The district court in Garren subsequently adopted the opposite (minority) view; that is, it construed the FAA’s terms as simply creating a right of one party to a jury trial if timely demanded. See, Garren, 2019 U.S. Dist. LEXIS 4770 at *10. The Garren court recognized that the Federal Rules and the FAA do differ with regard to the deadline for making a jury demand. Id. at *11. And in that regard, the FAA governs, see Fed. R. Civ. P. 81(a)(6)(B). Id.
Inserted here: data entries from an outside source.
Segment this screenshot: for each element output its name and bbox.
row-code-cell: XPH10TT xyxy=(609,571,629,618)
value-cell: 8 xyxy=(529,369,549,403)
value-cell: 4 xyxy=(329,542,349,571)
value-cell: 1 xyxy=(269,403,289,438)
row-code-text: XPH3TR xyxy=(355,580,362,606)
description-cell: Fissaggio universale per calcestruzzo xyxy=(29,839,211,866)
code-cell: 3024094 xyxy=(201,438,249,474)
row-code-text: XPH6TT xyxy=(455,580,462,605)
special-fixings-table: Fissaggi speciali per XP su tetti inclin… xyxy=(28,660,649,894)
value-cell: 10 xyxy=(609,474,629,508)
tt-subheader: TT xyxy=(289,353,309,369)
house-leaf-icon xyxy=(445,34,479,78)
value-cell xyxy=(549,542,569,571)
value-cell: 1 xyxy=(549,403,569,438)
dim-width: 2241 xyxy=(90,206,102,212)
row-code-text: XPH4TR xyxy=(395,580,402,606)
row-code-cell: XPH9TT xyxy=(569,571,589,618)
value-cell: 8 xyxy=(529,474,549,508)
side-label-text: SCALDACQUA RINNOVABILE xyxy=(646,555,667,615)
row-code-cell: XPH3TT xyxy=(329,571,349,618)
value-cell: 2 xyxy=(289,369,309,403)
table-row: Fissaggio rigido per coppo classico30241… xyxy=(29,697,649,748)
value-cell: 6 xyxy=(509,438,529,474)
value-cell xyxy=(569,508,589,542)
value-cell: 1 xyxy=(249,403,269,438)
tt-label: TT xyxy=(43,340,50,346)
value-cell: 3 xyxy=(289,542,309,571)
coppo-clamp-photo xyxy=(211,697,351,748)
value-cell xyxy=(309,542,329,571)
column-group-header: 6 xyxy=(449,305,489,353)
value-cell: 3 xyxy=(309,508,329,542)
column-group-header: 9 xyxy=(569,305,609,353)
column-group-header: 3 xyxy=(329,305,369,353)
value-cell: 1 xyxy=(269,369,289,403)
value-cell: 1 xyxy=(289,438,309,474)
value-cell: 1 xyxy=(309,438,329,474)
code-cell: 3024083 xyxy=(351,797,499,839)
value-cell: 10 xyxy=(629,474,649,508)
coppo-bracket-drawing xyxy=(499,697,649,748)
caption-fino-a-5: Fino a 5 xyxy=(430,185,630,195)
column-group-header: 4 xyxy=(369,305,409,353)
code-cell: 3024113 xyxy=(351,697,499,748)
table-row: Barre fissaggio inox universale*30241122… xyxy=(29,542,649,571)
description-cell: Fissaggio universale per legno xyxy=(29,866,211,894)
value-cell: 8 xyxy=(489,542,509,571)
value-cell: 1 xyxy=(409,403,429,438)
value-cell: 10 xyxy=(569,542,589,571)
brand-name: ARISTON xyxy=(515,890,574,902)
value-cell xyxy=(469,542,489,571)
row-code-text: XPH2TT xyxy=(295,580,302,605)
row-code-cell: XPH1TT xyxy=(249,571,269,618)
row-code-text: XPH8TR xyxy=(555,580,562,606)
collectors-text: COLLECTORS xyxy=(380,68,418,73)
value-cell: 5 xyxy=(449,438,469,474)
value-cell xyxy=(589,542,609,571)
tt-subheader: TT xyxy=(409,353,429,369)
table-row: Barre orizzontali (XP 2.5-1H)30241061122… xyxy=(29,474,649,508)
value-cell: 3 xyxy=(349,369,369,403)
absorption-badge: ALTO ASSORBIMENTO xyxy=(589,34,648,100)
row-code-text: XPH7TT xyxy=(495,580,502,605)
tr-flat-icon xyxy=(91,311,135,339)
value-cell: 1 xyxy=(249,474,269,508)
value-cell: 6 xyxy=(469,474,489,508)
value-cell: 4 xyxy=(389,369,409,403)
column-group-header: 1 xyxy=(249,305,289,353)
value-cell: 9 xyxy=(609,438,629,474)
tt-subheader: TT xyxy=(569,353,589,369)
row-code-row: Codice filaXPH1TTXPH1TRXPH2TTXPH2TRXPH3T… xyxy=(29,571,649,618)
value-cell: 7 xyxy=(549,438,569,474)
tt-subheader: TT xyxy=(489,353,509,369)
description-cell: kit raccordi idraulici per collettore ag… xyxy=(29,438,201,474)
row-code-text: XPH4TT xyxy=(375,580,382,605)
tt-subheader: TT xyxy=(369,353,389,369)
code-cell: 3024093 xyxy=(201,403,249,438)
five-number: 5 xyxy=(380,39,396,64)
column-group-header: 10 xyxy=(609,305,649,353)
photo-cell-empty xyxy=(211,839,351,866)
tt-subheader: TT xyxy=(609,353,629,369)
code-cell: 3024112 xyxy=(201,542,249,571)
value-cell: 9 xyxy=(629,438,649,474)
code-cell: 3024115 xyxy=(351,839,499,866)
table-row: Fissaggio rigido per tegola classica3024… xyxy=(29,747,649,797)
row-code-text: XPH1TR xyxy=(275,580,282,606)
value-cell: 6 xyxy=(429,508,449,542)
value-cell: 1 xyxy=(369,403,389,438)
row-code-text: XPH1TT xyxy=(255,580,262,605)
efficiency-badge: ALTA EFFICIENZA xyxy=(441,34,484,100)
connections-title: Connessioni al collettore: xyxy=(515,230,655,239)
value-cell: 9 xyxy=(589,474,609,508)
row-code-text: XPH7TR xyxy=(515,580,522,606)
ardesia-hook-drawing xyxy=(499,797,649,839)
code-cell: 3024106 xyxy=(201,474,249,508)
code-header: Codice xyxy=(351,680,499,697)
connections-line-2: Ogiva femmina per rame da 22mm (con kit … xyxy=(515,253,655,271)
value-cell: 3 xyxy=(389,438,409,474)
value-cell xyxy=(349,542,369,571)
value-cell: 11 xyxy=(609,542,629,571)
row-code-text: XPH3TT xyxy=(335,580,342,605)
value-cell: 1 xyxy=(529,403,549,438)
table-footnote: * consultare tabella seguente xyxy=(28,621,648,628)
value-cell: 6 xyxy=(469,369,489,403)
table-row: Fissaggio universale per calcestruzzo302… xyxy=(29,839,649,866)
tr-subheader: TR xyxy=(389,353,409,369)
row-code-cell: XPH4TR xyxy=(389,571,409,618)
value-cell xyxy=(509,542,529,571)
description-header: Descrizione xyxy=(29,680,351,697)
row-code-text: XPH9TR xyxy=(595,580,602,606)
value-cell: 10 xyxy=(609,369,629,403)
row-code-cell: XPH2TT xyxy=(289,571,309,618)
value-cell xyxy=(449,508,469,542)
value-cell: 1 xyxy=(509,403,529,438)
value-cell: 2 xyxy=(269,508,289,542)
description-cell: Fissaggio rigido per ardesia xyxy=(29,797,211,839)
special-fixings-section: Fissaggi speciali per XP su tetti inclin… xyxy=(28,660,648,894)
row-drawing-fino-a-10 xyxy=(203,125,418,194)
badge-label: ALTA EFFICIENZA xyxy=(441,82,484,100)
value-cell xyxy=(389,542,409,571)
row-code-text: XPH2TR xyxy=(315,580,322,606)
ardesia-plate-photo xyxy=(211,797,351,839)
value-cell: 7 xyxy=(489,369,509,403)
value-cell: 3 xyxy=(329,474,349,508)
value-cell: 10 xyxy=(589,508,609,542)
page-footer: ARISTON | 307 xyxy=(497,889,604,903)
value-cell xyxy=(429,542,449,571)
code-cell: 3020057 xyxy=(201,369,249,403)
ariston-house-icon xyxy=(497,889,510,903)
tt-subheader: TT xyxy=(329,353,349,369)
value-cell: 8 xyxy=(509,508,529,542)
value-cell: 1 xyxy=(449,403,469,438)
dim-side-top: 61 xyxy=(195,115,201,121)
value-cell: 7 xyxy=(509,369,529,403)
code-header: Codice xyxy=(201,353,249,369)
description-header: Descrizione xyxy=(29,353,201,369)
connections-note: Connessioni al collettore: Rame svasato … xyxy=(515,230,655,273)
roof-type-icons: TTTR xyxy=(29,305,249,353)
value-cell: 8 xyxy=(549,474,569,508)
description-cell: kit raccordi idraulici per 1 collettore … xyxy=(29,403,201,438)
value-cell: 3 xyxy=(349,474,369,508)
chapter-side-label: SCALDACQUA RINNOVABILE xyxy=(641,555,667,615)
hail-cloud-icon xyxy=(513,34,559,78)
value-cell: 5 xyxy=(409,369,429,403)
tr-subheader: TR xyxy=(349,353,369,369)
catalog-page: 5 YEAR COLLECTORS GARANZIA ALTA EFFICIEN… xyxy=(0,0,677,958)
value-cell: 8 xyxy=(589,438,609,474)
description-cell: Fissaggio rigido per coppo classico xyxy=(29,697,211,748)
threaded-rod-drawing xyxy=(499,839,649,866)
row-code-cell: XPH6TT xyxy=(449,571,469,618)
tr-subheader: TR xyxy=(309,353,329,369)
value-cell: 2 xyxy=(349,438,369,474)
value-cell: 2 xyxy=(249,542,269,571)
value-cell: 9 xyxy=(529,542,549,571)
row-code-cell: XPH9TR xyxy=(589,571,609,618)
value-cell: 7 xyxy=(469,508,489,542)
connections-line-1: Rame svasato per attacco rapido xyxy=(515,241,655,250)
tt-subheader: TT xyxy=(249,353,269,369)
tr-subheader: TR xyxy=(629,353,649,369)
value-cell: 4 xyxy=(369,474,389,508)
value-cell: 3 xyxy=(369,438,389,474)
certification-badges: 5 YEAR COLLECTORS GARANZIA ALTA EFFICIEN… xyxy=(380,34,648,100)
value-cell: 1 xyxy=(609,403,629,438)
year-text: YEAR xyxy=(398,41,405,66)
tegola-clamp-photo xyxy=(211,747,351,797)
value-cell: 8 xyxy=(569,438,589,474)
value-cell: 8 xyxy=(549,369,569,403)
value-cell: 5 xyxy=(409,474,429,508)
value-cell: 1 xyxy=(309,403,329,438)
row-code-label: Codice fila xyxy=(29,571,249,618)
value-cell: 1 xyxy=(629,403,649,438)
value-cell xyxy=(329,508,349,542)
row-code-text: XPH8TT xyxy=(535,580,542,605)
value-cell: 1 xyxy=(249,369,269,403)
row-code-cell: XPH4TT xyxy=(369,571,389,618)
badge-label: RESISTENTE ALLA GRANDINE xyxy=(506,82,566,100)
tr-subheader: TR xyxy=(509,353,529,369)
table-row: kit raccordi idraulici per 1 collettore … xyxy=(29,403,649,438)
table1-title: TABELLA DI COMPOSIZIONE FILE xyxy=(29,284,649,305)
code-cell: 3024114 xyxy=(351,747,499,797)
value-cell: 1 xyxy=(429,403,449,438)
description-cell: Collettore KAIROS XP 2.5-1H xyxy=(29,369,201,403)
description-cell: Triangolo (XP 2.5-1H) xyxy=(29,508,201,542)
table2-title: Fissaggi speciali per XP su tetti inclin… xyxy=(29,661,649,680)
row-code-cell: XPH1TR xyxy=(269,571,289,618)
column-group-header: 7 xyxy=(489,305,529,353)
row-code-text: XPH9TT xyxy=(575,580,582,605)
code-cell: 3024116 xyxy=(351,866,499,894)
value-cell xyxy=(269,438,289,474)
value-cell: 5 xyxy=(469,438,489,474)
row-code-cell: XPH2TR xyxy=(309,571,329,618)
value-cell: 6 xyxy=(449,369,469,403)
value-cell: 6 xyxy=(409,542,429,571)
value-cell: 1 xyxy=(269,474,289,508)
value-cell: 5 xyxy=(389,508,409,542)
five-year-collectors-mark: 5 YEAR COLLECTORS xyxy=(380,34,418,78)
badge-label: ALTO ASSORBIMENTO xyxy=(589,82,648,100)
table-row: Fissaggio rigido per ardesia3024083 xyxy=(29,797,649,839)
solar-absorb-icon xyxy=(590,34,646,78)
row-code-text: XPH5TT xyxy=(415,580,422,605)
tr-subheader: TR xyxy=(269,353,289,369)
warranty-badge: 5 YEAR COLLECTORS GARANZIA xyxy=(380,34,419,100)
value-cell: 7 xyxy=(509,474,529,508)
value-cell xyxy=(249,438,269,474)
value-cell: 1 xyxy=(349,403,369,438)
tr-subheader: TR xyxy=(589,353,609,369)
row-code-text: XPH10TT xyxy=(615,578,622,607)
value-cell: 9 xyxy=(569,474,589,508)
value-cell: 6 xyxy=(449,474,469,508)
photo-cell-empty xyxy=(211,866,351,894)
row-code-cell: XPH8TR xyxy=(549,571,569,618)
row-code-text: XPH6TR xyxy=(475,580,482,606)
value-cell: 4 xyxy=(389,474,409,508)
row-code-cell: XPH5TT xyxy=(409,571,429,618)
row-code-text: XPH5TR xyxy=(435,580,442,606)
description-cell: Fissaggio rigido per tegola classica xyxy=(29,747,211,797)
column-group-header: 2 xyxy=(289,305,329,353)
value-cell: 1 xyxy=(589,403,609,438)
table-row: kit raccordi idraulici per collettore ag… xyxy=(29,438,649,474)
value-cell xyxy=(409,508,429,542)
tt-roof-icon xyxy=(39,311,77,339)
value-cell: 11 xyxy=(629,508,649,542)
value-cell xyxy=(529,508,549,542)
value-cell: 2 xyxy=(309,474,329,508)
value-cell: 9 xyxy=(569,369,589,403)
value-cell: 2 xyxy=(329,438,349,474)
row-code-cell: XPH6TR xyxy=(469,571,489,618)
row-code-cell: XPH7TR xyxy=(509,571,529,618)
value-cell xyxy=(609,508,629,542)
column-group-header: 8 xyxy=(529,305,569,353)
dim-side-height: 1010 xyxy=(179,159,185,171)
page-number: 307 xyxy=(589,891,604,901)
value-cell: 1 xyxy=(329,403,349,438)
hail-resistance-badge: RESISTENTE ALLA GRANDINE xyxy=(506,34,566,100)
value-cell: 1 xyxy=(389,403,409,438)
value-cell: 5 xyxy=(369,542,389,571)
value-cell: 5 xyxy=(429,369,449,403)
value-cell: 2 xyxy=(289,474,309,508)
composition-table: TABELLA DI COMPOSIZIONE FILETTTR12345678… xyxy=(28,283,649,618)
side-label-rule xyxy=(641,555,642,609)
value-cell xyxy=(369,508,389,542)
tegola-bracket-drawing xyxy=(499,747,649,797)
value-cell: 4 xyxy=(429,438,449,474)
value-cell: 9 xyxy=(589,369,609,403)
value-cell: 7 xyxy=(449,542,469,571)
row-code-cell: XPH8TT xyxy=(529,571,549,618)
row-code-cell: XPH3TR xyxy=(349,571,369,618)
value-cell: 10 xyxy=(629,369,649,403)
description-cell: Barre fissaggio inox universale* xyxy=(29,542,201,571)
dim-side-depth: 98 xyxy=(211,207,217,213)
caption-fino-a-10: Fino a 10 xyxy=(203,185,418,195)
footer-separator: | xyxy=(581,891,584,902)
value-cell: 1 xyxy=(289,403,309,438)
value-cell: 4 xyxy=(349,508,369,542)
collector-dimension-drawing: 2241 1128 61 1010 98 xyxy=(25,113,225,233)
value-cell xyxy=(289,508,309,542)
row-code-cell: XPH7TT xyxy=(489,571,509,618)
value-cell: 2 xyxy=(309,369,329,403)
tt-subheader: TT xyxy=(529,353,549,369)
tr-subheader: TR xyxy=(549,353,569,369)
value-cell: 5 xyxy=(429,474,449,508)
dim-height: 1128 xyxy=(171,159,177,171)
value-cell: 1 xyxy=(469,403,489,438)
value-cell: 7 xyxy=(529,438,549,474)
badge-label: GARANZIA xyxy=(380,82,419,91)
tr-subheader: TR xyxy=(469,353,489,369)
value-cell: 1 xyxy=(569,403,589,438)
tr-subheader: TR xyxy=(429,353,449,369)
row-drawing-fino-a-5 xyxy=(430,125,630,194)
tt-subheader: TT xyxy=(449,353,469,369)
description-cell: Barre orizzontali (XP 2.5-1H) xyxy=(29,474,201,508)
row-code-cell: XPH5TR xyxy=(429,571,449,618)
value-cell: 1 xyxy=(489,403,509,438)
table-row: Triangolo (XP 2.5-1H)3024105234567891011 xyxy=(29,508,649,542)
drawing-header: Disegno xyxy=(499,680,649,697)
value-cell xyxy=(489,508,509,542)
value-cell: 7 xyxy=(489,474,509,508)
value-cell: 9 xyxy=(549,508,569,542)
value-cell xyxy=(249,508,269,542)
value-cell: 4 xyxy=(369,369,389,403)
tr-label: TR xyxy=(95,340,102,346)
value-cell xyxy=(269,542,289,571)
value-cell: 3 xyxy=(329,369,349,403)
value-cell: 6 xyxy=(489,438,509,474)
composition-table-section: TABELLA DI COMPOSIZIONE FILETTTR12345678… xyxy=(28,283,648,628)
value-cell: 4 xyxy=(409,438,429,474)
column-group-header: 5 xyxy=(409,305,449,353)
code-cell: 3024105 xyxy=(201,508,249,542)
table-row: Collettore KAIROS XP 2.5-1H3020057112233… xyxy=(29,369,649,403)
However, the Garren court found that “the Act does not otherwise provide ‘other procedures’ for demanding a jury.” Id. at *12. That is, it found that the Federal Rules specify how a demand is to be made -- i.e., in writing, served on the other parties, and filed with the district court, see Fed. R. Civ. P. 38(b) -- while the FAA is silent in that regard, see 9 U.S.C. § 4. Thus, while the Burch court found that 9 U.S.C. § 4 “sets forth how a party must make its demand -- with a specific ‘demand [for] a jury trial of such issue,’” see Burch, 861 F.3d at 1349 (emphasis in original), the Garren court disagreed emphatically, see Garren, 2019 U.S. Dist. LEXIS 4770 at *16-*18. Rather, it found that FAA § 4 “does not contain any requirement that the party in default must affirmatively reference the ‘issue’ nor any other requirement about the content of the demand” for a jury trial. Id. at *17. Hence, the Garren court found sufficient a demand for a jury trial on “all issues. . . triable” by a jury, because that included “issues triable by a jury pursuant to statutes such as 9 U.S.C. § 4.” Id. at *19. It determined that no further specificity was required.
Overall, with the courts divided on the issue as they are, the prudent practitioner will opt for specificity in a jury demand concerning issues under the FAA relating to arbitrability.